If $\left(a_n\right)$ is bounded, then $\left(b_n\right)$ exists and $(b_n)$ is decreasing, $(c_n)$ is increasing.

Why?

Answer 1

That $(a_n)$ is bounded insures that each $b_n$ and $c_n$ is defined.

To see that $(b_n)$ is decreasing:

Fix an $n$.

Any upper bound of $\{a_n, a_{n+1}, \cdots\}$ is also an upper bound of $\{ a_{n+1}, a_{n+2}, \cdots\}$. In particular, $b_n$ is an upper bound of $\{ a_{n+1}, a_{n+2}, \cdots\}$. As $b_{n+1}$ is the least upper bound of $\{ a_{n+1}, a_{n+2}, \cdots\}$, we have $b_{n+1}\le b_n$.

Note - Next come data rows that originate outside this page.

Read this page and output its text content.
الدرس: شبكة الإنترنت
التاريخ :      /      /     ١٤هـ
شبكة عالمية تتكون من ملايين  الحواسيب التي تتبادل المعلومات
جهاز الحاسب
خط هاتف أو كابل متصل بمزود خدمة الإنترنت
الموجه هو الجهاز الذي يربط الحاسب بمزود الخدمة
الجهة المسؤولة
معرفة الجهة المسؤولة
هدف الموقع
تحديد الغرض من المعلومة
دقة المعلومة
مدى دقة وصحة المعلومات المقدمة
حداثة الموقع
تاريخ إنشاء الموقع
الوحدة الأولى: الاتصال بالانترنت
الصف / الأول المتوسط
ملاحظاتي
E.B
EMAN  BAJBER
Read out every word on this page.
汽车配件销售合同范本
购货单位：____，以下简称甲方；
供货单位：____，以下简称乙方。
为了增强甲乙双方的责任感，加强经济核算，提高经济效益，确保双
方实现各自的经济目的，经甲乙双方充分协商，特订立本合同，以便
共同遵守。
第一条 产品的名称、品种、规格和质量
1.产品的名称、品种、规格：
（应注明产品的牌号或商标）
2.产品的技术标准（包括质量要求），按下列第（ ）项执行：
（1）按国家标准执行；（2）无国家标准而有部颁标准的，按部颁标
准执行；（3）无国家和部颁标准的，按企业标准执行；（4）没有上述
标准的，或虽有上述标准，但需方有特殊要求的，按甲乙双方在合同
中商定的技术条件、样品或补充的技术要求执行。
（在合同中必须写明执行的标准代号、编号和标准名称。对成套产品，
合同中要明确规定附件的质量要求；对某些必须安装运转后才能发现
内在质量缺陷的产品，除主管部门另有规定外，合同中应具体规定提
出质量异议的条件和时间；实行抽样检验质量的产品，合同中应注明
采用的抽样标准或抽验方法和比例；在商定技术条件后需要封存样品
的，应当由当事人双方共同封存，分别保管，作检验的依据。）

A similar argument will establish that $(c_n)$ is increasing.

Answer 2

• The hypothesis "$(a_n)$ is bounded" is to make sens to the definition of $b_n$ and $c_n$ i.e. they have a finite value.
• We have this general result: if $A\subset B$ then $$\sup(A)\leq \sup (B)\quad \text{and}\quad\inf(A)\geq \inf(B)$$ so take $A_n=\{a_n,a_{n+1},\cdots\}$ and we have $A_{n+1}\subset A_n$ and apply the previous result.

Answer 3

$$b_n=\sup(a_n,b_{n+1})\implies b_n\geqslant b_{n+1}$$